Ecclesiastical enclosure, Corr Áille, Co. Kerry

Co. Kerry |

Ecclesiastical Sites

Ecclesiastical enclosure, Corr Áille, Co. Kerry

On the steep north-eastern slopes of Reenconnell, on the Dingle Peninsula, a roughly oval stone enclosure sits beside the ancient route known as the Saint's Road, the traditional path walked by pilgrims making their way to the summit of Brandon Mountain.

The enclosure is a cashel, a type of early medieval stone-walled settlement or religious compound, and what makes this particular example quietly arresting is the density of features compressed within and around it: a corbelled stone hut, two leachts, a broken cross-slab, a handful of graves, and two further corbelled huts pressed up against the outside of the wall, one of them concealing a souterrain beneath it.
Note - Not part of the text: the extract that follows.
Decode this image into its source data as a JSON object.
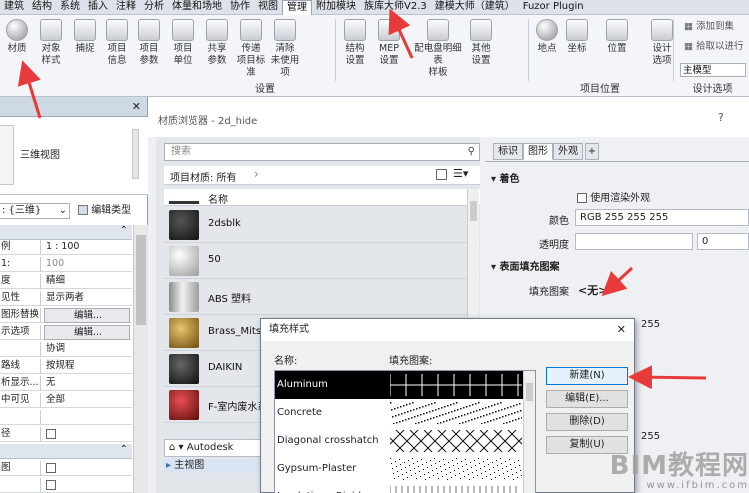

A leacht is a low, roughly rectangular mound of stones, usually associated with early Christian devotional practice, sometimes marking a burial or serving as a focus for prayer on pilgrimage routes. The better-preserved of the two here measures approximately four by five metres and is retained by drystone walling. Propped within a smaller stone mound beside it stands a substantial cross-slab, 2.48 metres long but broken in two, the larger section still upright and the smaller fragment resting loose at its base. The eastern face carries two incised crosses, one above the other. The lower is equal-armed with bifurcated terminals curving into rough semi-circles; the upper bears a Latin cross whose head expands into two large spiral motifs filling the spaces between the arms and the shaft. There is a reasonable possibility that the slab has been re-erected upside down, which would place those spirals, quite dramatically, at the foot rather than the crown. The clochauns, corbelled drystone huts whose beehive construction requires no mortar and no roof timbers, survive in varying states of preservation. The hut inside the enclosure retains walls up to 1.17 metres high; the best-preserved of the two exterior huts reaches 1.75 metres, with a lintelled opening leading to a souterrain, an underground passage built from drystone, now inaccessible. The site appears to have had a later life as a calluragh, a burial ground used for unbaptised infants or others excluded from consecrated ground, which explains the graves that do not obviously belong to the early ecclesiastical phase.

The site lies on the eastern side of the Saint's Road as it climbs toward Brandon Mountain, so it falls naturally along the line of the traditional pilgrimage ascent. The ground inside the enclosure is uneven, partly because of outcropping rock that has been incorporated into an internal dividing wall of noticeably rougher construction than the cashel wall itself. The original southern entrance, 1.7 metres wide, is now blocked by a large slab.